- Date: 5–11 October
- Edition: 20th
- Category: Championship Series
- Draw: 64S / 32D
- Prize money: $825,000
- Surface: Hard / indoor
- Location: Sydney, Australia
- Venue: Sydney Entertainment Centre

Champions

Singles
- Goran Ivanišević

Doubles
- Patrick McEnroe / Jonathan Stark
- ← 1991 · Australian Indoor Championships · 1993 →

= 1992 Australian Indoor Championships =

The 1992 Australian Indoor Championships was a men's tennis tournament played on indoor hard courts at the Sydney Entertainment Centre in Sydney, Australia and was part of the Championship Series of the 1992 ATP Tour.
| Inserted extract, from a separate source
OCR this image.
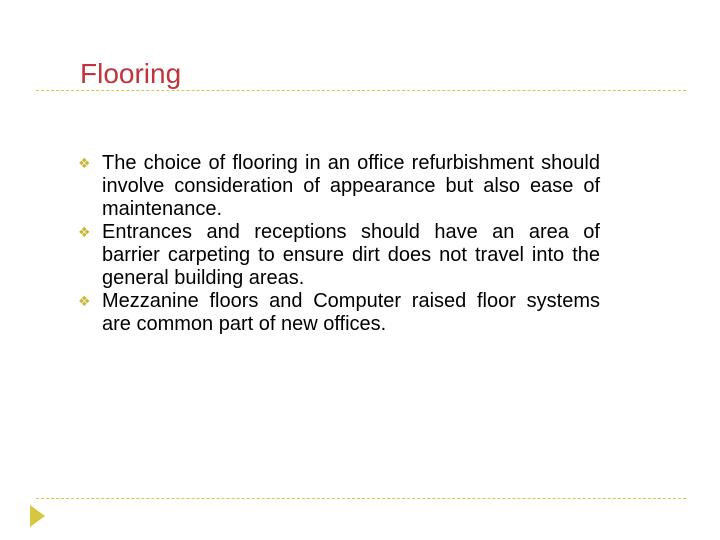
Flooring
❖ The choice of flooring in an office refurbishment should involve consideration of appearance but also ease of maintenance.
❖ Entrances and receptions should have an area of barrier carpeting to ensure dirt does not travel into the general building areas.
❖ Mezzanine floors and Computer raised floor systems are common part of new offices.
It was the 20th edition of the tournament and ran from 5 through 11 October 1992. Second-seeded Goran Ivanišević won the singles title.

==Finals==
===Singles===

CRO Goran Ivanišević defeated SWE Stefan Edberg 6–4, 6–2, 6–4
- It was Ivanišević's 2nd singles title of the year and the 5th of his career.

===Doubles===

USA Patrick McEnroe / USA Jonathan Stark defeated USA Jim Grabb / USA Richey Reneberg 6–2, 6–3
- It was McEnroe's 2nd title of the year and the 8th of his career. It was Stark's 2nd title of the year and the 2nd of his career.